Pride and self-esteem palpable through their beaming smiles and those of their families.

At a graduation ceremony last week I watched graduates accepting honours degrees who had turned up at a further education college five years ago at 16 considering themselves 'non academic.'

Some, to be frank, were a total pain to their lecturers in the first terms, unlikely to stay the course or make the grade.

But, choosing a vocational route, they took learning at a new pace and followed a pathway all the way to degree level without having to leave home and rack up huge debts.

It's a different way of becoming a graduate but not a lesser way.

These graduates in their caps and gowns are beacons of hope to those who don't fit the one-size-fits all comprehensive-to sixth form-to university model.

Not everyone has to take the A level sixth form route to put letters after their name.

The vocational route - qualifications designed with employers - is a route not shouted about enough.

Whatever the feelings about sweaty shifty Nick Griffin's appearance on Question Time, personally the saddest moment for me was explaining to my two children in 2009 what the BNP stood for before he took his place beside politicians as an apparent mainstream party and watching incredulity and upset spread across their faces.

Twenty years, not even a decade ago, would I have believed this even a remote possibility.

It all feels a bit fishy when the Department of Health starts dictating our Christmas lists.

Not content with invading every other area of our lives, Whitehall Mandarins are now setting Father Christmas' agenda for children and adult alike.

It's beginning to feel more like Beijing than Beccles.

The nation would be a better place if we all woke up on Christmas morning to find a Nintendo Wii in our stockings.

The Department of Health is endorsing the Wii Fit and Fit Plus for couch potatoes and Nintendo is putting money into Change4Life. Hope the Government is getting commission to put back into the NHS to deal with all the joint injuries.

They will probably issue a diktat to all get on them at 6.30 am for a nationwide Tokyo-style motivation work out.

I think I'll stick to chasing the dog. is a dating agency reserved for those at the peak of physical perfection to create a spooky 'worldwide community of beauty.'

As the most beautiful people are often the most tiresome, vain, empty, dull and sometimes nasty, dismissive people it should be a community well worth bypassing.

Uglies should not apply. In my experience the less attractive are the kindest, loveliest, most fun to be with people.

Beautiful people are welcome to each other.

Husband balked when reading that our profile ticked the boxes for the most happy marriage and least likely to divorce.

The secret to a happy marriage is as simple as choosing a wife who is smarter than you and at least five years younger with neither with a divorce under their belts, according to academics at the University of Bath.

I'm five years younger than him and, as a university graduate, can boast higher qualifications.

'If we have the secret I pity the poor people who don't,' he said, quite shell-shocked.

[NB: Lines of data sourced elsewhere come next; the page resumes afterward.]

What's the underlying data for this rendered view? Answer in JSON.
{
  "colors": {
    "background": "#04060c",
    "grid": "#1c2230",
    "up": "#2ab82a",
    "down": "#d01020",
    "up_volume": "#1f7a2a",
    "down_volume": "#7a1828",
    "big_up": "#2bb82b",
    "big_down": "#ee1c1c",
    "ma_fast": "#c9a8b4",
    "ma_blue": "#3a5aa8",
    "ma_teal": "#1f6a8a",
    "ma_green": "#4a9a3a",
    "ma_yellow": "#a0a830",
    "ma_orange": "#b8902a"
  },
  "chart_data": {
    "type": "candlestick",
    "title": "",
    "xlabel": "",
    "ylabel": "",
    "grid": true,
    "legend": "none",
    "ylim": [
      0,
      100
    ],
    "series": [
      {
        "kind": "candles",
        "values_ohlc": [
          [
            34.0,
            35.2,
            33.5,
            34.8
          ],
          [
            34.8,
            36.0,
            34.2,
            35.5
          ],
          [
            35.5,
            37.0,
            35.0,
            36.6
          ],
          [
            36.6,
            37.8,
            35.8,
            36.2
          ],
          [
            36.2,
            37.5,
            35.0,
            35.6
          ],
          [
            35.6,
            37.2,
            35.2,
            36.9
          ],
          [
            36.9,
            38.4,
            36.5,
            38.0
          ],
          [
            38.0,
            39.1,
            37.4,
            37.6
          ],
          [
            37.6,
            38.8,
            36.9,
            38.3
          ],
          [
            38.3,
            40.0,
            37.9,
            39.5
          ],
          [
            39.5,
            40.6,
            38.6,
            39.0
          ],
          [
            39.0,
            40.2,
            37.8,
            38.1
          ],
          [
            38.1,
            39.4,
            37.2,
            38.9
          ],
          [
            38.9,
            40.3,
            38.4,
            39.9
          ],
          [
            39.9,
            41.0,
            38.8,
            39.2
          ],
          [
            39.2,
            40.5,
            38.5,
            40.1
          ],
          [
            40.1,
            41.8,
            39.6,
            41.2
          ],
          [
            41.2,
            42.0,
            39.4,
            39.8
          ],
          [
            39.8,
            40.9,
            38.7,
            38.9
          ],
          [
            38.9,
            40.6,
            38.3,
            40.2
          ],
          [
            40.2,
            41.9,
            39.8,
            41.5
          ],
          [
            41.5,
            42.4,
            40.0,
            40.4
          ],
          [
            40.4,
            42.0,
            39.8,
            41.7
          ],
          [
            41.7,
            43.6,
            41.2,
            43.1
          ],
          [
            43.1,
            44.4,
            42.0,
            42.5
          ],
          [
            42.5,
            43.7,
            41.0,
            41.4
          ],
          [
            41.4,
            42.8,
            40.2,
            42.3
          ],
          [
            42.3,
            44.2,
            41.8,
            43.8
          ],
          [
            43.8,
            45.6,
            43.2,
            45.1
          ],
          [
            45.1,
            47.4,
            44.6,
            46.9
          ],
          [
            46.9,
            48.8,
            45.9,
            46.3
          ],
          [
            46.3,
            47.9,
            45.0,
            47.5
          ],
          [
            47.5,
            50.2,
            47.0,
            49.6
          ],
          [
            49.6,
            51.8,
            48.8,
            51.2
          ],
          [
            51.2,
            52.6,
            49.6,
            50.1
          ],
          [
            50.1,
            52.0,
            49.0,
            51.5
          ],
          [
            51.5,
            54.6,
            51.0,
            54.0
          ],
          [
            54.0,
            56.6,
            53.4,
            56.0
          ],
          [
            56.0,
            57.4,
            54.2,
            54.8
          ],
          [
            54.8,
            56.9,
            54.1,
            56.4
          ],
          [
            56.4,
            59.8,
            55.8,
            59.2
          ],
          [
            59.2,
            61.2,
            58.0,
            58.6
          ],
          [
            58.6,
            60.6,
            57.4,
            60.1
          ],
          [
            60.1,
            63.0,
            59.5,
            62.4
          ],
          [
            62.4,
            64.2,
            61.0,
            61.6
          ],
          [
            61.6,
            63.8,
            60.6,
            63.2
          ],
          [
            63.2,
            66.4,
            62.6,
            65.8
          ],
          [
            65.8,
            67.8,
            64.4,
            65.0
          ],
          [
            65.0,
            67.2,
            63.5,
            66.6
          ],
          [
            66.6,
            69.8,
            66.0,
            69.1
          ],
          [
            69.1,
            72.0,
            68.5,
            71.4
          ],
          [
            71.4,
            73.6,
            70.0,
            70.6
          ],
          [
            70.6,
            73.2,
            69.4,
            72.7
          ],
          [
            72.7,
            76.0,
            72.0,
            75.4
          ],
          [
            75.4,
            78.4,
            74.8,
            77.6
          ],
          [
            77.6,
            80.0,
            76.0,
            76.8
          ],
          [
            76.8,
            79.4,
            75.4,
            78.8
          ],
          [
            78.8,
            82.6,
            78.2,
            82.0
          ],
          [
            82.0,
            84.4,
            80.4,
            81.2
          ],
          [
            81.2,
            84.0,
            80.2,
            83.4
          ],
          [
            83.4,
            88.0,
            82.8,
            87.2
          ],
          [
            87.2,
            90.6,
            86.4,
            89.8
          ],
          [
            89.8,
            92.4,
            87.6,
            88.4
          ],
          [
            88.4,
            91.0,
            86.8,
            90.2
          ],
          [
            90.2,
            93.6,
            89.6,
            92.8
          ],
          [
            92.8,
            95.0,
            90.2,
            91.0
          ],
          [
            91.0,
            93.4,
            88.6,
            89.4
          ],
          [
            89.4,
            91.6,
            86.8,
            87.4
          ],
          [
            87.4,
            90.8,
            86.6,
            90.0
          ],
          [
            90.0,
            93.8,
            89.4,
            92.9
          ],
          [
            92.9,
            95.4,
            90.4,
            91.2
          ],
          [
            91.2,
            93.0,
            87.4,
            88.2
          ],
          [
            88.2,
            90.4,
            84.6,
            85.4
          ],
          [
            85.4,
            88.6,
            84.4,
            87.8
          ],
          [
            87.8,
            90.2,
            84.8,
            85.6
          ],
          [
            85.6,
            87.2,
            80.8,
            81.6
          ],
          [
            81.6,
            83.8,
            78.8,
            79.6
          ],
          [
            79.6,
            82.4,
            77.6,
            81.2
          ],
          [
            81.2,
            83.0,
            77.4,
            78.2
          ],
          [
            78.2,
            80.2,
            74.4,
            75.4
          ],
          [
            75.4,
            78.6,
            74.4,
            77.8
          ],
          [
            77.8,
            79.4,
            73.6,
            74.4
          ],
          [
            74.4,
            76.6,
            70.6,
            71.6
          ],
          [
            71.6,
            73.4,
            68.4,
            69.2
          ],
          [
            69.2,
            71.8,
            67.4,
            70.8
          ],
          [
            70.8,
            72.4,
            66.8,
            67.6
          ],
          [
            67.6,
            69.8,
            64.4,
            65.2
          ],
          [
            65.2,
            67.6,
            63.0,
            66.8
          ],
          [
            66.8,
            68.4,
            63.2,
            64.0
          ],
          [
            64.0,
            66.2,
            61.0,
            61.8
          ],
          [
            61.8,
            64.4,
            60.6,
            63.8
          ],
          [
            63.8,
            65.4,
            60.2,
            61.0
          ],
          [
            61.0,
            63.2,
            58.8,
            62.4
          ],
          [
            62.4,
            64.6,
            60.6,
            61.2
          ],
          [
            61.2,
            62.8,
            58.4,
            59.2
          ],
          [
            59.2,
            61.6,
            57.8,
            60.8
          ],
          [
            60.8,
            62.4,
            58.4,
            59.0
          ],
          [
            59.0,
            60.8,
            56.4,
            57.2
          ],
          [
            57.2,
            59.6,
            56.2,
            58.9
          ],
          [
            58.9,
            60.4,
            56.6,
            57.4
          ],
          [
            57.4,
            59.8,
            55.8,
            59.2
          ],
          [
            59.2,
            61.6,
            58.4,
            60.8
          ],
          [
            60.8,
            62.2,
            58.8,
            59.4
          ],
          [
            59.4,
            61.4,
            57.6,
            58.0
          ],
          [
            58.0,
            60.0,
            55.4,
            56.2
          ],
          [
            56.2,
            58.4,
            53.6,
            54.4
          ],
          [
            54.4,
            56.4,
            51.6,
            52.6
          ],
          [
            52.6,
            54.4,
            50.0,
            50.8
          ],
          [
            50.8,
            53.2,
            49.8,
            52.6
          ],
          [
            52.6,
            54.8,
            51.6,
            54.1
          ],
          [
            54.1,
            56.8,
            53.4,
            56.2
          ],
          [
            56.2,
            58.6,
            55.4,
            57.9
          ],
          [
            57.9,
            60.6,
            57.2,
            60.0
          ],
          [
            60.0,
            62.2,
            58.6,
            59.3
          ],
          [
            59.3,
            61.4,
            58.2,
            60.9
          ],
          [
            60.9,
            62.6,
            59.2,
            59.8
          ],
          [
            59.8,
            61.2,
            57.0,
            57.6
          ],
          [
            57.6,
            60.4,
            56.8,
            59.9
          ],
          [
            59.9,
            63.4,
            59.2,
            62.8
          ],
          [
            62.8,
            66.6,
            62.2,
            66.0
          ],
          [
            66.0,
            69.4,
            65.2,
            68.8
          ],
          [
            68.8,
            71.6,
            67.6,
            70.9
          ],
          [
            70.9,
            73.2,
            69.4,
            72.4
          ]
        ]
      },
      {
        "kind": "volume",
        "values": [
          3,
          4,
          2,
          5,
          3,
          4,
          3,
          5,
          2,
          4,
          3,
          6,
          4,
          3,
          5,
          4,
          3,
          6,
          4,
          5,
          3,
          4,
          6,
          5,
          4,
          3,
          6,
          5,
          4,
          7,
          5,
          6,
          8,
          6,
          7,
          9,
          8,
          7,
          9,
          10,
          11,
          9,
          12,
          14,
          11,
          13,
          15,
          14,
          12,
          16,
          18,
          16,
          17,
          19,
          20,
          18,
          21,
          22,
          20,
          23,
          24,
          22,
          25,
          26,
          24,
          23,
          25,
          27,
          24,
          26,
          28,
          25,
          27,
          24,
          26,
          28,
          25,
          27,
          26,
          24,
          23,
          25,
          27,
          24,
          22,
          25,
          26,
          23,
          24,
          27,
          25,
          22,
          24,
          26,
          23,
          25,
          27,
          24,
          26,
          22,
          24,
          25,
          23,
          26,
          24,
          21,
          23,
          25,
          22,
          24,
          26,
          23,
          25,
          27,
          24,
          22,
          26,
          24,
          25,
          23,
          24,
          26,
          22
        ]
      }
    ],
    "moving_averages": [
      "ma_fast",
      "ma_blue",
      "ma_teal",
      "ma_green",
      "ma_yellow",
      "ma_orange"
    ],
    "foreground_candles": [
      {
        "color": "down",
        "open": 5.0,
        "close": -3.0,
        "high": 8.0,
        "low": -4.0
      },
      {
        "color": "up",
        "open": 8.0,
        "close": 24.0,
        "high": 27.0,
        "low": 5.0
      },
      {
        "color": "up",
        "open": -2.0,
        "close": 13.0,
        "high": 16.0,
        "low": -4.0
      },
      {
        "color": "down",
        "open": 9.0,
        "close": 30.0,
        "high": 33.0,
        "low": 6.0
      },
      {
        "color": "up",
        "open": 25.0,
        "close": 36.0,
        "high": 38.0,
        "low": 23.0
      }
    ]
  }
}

So seven-year-olds are to get careers advice to encourage them to think of the future.

So in 10 years' time there will be queues of boys wanting to be astronauts, train drivers, inventers and fire-fighters and girls wanting to be princesses, snow queens and vets.

Another misguided use of taxpayers' money.

Day after day we see new images of young men ripped apart by bombs in action in Afghanistan leaving them limbless but never hopeless.

If ever was a year for everyone to wear a poppy to display solidarity and put money their way it is this year.

And every school should set aside half a day for every age group to explain exactly what the poppy symbolises and what the appeal means and just what the armed forces sacrifice.

Typical man.

Affronted that his act Danyl was in the X-Factor sing-off, Simon Cowell turned his anger on the women for spending too much time in front of the mirror.

Instead of dealing with his frustration, he summoned Cheryl Cole and Danni Minogue to remind them it was a talent not a fashion show and ordered them, in future, to be preened and ready 30 minutes before curtain up.

His outburst will ring true with many a wife.